I’ve always liked green beans but always frozen or canned, never fresh. This recipe has made me a believer. I’m even branching out beyond the slow-cooked green bean to embrace the snappy crispness of a quickly blanched, barely cooked bean that has me bookmarking new recipes, such as the article in June 2009’s Bon Appétit that described eight(!) new recipes for fresh green beans. (Eight!) It’s like the mother lode. I’ve gotta start buying more than a pound of green beans each week if I’m going to sample all these recipes. But Daine’s mom’s recipe has dibs on my cast-iron skillet for the rest of the summer.
Daine’s Mom’s Slow-Cooked Green Beans
Adapted from my friend Daine and his mom’s favorite green bean recipe
This recipe is terrific. In a single cast-iron skillet, a pound or so of green beans cooks by a combination of sautéing in sesame oil and braising in their own vegetal juice as they sweat it out inside a lidded chamber. When they have shriveled into gently bronzed, sweetened pods, you add a splash of soy sauce, some heat in the form of cayenne pepper, and just a touch of sugar to balance everything out. The result is the taste of a July garden in a single bite.
A word of caution from Daine: be sure to have some liquid in the pan when you add the cayenne. If you don’t, the heat will create cayenne pepper vapors—“Mace,” says Daine—that induce coughing fits and a frantic splash of water into the skillet.

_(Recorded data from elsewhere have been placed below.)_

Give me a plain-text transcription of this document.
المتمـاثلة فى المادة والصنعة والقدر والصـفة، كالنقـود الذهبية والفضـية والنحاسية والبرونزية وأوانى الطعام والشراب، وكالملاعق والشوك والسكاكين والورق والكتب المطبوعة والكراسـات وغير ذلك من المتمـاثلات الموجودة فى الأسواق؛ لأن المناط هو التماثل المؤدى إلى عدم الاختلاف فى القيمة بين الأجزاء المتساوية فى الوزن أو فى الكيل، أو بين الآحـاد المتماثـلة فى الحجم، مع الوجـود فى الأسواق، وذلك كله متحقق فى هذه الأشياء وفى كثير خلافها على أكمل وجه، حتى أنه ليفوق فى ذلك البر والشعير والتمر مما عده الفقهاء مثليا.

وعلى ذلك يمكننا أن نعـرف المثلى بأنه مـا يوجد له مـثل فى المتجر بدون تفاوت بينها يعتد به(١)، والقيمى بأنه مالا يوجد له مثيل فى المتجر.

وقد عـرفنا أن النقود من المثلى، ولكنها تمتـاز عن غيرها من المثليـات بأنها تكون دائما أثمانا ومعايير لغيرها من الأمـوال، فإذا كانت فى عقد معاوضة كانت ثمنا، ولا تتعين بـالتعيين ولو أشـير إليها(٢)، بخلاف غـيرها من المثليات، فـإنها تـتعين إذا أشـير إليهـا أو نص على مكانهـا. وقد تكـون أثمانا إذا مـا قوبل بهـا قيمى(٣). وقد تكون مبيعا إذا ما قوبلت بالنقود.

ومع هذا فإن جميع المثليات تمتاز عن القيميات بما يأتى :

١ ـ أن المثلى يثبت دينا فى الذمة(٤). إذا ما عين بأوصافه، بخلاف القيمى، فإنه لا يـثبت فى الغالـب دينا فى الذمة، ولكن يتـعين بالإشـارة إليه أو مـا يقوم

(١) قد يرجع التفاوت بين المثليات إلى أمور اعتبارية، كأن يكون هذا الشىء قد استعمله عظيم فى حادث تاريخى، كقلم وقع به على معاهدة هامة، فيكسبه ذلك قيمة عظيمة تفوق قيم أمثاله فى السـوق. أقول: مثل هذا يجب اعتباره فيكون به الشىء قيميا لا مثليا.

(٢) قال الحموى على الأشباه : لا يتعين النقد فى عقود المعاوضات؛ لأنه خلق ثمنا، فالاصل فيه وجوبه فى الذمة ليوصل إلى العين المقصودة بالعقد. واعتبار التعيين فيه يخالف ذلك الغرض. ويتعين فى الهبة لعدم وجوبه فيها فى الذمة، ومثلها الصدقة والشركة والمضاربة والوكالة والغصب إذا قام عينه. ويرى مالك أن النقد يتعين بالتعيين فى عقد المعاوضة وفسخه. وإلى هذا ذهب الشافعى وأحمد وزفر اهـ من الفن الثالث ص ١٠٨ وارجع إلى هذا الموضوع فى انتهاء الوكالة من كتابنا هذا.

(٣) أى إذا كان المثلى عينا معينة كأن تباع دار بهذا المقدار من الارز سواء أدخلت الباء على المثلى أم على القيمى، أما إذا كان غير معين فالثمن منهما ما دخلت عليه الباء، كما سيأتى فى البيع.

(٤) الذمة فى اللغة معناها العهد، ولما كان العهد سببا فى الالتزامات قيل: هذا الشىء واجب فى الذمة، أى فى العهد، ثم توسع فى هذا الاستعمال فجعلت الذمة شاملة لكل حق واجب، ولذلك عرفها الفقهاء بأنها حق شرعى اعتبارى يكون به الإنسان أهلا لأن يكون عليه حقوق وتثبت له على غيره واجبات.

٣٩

I think you can guess how he knows this…
~3/4 pound (12 oz.) fresh green beans
1 tbsp. toasted sesame oil
2 cloves garlic
1/2-1 tbsp. soy sauce (your choice; how salty do you want your beans?)
A shake or two of cayenne pepper (maybe 1/8 tsp.?)
Pinch of sugar
1/4 cup slivered almonds, toasted (~5 minutes on a cookie sheet in a 350 degree F oven ought to do the trick)
1) Prep the green beans: place them in a strainer, rinse them well under cold water, and then break off the stem end. You can leave the nice tapered pointy end intact.
2) Heat the sesame oil over medium heat in a large skillet, preferably NOT non-stick. I use my gorgeous ten-inch cast-iron skillet for this. Add the garlic, sauté for a minute to infuse the oil, then remove the garlic from the pan to a small plate and set aside for now.
3) Lower the heat to a low setting. Add the green beans to the skillet and sauté for a minute, pushing them around frequently. They might seem a tiny bit crowded if your skillet is a ten-incher like mine, but don’t worry; the beans will cook just fine. Clamp a tight-fitting lid on the skillet and let the beans cook for about 30-40 minutes, uncovering them and pushing them around every 5-10 minutes. During this process, you’ll notice two things: the first is that the beans give off a lot of liquid as they are cooking. The second is that as they give off all that liquid and cook against the hot iron of the skillet, they’ll become a bit shriveled and brown on some sides. That’s all part of the plan.
4) Uncover the beans and add the garlic and soy sauce. Push around to coat the beans in soy sauce and cook until most or all the liquid is evaporated.
5) If the liquid has all evaporated, add ~1/2 tbsp. water, the cayenne pepper, and the sugar. Otherwise, just add the cayenne and sugar. Push around again to distribute the seasonings and let the liquid cook off.
6) Turn off the heat and transfer the green bean mixture to individual plates or a large serving plate for the table. Top with toasted almonds and serve. Try not to get your hopes up that there will be any leftovers. Plan to make more green beans tomorrow.